Türk resmi görüşüne göre, 1915 yılında hiçbir şey olmadı. 1915 yılında, bir yıl gibi kısa bir süre içinde birçok halkın kökü kazınmadı. Öyleydi de, 1916 yılında Talat Paşa, Fransızca olarak “Ermeni meselesi hallolunmuştur” derken neyi kast ediyordu? Öyleydi de, 1918 yılı sonunda, Ermenilere yönelik mezalim Meclis-i Mebusan’da neden konu edildi? Öyleydi de, Meclis-i Mebusan azası Ahmet Rıza Bey, niçin hayatlarını tehcir yollarında yitirmiş Ermeniler için dua okuma gereği duydu? Öyleydi de, Şubat 1919’da, aralarında Enver-Talat-Cemal üçlüsü de dahil, Divan-i Harbi Örfi’de açılan toplam 36 davanın konusu neydi? Öyleydi de, Ana davanın iddianamesinde savcının atıf yaptığı, 41 resmi-şifreli telgrafta neler yazıyordu? Öyleydi de, mahkemede İttihatçıların avukatlığını yapan ve Türkiye Cumhuriyeti İlk Meclis Başkanı unvanını taşıyan C. Arif, neden katliamların adi suçlar olmadığını, devletin çıkardığı kanunlar ve uygulamalar sonucu vuku bulduğunu, dolayısıyla “kişisel sorumluluktan” söz edilemeyeceği şeklinde bir savunma yaptı? Öyleydi de, neden Enver, Talat, Cemal Paşalar, Teşkilat-ı Mahsusa şefi Bahaaddin Şakir, Emniyet Müdürü Azmi Bey’de dahil toplam 17 kişi idama mahkum edili? Öyleydi de, neden bugün “şehit” unvanıyla anılan Urfalı Nusret, “kahraman“ ünvanıyla anılan Yozgat kaymakamı Kemal, her hangi bir ünvandan mahrum kalan Haydar Baba idam edidiler?

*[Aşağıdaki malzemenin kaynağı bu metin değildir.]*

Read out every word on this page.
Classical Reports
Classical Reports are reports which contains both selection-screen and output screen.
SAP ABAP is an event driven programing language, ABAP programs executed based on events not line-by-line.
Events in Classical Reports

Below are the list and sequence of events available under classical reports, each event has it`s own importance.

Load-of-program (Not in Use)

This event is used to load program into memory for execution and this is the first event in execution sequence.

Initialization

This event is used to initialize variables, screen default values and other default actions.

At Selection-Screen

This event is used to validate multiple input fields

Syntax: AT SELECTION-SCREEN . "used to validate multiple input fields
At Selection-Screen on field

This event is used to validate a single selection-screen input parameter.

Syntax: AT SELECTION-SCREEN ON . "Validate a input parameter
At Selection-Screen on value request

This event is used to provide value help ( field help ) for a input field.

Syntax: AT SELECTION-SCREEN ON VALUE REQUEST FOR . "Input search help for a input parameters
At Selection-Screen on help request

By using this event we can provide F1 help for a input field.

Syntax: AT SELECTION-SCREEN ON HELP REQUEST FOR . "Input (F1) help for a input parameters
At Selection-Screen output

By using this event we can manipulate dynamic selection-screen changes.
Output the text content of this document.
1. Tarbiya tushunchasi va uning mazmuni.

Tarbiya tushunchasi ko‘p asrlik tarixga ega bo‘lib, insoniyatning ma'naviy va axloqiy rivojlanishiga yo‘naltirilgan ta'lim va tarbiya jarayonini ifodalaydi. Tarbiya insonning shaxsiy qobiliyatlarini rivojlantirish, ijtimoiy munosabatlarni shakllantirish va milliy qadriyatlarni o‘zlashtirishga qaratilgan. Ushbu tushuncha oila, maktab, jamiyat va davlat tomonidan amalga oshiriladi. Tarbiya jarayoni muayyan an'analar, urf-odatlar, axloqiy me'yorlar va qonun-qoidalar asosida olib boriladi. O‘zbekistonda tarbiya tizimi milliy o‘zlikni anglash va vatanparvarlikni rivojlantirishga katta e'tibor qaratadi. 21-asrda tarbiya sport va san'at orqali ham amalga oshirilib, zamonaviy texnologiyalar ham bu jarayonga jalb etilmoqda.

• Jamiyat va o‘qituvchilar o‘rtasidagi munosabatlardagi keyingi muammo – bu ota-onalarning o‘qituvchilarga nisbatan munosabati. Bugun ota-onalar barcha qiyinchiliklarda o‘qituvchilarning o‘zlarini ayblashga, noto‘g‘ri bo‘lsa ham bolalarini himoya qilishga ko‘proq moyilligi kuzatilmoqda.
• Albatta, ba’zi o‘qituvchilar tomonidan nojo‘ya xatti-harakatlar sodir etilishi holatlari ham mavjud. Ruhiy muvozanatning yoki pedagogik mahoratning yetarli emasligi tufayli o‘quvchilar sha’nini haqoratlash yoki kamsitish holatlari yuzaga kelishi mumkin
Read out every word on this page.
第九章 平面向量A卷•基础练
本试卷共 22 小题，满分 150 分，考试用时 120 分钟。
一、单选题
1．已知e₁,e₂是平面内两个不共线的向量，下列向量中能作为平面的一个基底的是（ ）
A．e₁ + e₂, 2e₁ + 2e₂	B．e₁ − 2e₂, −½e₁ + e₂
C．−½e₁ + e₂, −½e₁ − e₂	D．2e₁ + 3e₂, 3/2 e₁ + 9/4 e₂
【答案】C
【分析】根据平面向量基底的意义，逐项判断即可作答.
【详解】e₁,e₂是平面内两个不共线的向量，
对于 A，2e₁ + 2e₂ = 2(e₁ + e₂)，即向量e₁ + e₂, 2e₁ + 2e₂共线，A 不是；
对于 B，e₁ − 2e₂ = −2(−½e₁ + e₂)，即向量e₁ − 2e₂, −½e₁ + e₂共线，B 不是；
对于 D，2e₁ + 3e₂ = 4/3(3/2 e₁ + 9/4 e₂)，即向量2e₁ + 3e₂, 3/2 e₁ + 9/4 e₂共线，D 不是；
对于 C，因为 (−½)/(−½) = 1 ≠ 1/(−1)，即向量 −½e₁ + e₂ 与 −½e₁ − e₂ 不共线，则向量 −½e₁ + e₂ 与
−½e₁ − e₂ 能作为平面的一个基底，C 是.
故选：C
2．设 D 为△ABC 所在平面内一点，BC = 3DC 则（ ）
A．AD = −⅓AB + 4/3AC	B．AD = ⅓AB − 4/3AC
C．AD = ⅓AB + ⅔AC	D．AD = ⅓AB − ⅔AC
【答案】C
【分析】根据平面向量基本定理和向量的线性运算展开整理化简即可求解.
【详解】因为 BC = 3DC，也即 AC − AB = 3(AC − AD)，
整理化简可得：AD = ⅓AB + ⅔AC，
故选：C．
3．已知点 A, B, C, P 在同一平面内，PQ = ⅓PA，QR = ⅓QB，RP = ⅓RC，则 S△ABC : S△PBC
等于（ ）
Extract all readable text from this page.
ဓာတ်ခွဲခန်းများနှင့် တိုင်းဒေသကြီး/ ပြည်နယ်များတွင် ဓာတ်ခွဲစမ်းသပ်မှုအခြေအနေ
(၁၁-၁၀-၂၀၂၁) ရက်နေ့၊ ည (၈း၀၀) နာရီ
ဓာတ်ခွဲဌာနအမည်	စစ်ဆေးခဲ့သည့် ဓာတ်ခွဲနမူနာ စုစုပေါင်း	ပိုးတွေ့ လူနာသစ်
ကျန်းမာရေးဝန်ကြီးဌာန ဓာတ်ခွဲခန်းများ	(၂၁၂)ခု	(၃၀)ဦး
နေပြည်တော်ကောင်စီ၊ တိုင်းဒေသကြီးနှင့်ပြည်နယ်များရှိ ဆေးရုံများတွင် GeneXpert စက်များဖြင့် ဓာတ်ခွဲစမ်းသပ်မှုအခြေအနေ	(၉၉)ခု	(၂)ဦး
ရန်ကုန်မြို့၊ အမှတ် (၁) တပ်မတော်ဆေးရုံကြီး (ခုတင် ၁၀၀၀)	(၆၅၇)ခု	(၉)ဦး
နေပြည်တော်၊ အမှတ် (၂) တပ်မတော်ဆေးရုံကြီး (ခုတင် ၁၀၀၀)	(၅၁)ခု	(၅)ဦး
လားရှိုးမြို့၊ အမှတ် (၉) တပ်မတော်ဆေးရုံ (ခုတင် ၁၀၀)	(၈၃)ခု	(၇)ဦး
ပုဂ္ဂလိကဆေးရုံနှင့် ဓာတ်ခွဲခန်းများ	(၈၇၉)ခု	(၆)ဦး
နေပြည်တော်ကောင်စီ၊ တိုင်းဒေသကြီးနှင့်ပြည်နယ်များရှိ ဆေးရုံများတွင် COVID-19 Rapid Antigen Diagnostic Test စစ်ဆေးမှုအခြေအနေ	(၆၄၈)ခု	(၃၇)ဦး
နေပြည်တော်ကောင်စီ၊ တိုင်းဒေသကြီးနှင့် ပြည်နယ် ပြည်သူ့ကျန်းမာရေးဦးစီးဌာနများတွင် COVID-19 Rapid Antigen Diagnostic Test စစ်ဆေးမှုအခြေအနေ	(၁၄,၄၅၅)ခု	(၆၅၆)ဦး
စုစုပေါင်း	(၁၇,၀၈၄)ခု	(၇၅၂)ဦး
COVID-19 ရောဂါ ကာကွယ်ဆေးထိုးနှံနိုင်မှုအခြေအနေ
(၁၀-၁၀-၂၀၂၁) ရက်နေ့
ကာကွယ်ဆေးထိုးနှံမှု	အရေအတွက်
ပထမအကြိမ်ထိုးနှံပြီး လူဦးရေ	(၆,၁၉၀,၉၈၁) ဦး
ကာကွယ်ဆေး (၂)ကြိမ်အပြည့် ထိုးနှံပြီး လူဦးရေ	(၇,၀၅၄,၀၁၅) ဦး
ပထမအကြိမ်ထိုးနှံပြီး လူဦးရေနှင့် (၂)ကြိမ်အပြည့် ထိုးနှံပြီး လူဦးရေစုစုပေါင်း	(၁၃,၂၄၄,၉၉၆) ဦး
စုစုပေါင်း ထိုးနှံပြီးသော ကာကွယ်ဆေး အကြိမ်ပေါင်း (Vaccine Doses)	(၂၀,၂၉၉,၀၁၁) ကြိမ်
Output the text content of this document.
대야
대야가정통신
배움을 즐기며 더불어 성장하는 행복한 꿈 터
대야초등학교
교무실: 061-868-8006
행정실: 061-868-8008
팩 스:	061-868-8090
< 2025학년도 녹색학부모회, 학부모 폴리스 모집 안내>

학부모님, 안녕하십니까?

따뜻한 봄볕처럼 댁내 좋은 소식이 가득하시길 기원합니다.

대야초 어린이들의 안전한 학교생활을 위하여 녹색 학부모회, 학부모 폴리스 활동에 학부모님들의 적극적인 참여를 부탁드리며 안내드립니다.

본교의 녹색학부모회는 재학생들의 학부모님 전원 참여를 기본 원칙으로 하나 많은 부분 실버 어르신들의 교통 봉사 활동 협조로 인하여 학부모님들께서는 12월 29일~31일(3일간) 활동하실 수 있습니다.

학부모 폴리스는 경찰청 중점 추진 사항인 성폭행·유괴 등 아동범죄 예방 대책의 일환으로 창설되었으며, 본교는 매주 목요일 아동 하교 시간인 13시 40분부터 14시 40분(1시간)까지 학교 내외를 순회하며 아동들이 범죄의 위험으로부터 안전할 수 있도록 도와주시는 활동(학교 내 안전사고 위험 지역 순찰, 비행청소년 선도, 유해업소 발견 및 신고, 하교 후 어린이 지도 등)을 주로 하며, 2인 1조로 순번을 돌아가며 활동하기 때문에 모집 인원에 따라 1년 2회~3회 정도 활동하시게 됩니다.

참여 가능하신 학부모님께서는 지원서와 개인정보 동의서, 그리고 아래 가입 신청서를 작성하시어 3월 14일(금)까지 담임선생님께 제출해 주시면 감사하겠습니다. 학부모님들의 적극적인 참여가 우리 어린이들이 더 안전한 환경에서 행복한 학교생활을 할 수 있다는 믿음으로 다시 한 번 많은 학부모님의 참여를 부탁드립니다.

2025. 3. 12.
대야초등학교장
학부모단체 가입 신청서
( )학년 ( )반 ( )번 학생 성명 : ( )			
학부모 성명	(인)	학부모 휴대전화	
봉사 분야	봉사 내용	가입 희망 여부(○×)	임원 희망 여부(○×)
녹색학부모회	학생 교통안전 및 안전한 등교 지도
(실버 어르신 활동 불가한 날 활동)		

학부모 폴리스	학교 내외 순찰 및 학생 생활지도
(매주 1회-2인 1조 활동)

Divan-i Harb yargılamaları tarihte ilk kez bir ulusun, sonuca ulaşmamış kendini yargılama denemesiydi. Nürnberg’den önceki Nürnberg’ti. Tarihin tuhaf bir oyunu sonucu, Almanlar tarafından yurtdışına kaçırılan, idama mahkum edilmiş soykırım suçluları, daha sonra Ermeni intikamcıları tarafından öldürüldüler. Başvezir Said Halim, 6 Aralık 1921’de, Roma’da, Cemal Paşa, 21 Haziran 1922’de Tiflis’te ortadan kaldırıldılar. 1922 Nisan’ında “Teşkilat-ı Mahsusa” şefi, Dr. Bahaddin Şakir ve „Trabzon Kasabı“ namıyla ün salmış Emniyet Müdürü Cemal Azmi, aynı gün ve saatte, Berlin’de Uhland Caddesi’nde öldürüldüler. Mezarları halen Berlin’de „Türk Şehitliği“ adı verilen Neukölln Camisi’nin ana giriş kapısının solundadır. Bilindiği gibi Soykırım baş sorumlularından biri ve organizatörü olan Dahiliye Nazırı ve Başvezir Talat Paşa da, 15 Mart 1921’de Berlin, Hardenberg Caddesi’nde suikasta kurban gitti. Bu suikastler, aralarında Dr. Tessan Hoffman da olmak üzere, bazı araştırmacılar tarafından, „katillerin katli.“ olarak tanımlanır.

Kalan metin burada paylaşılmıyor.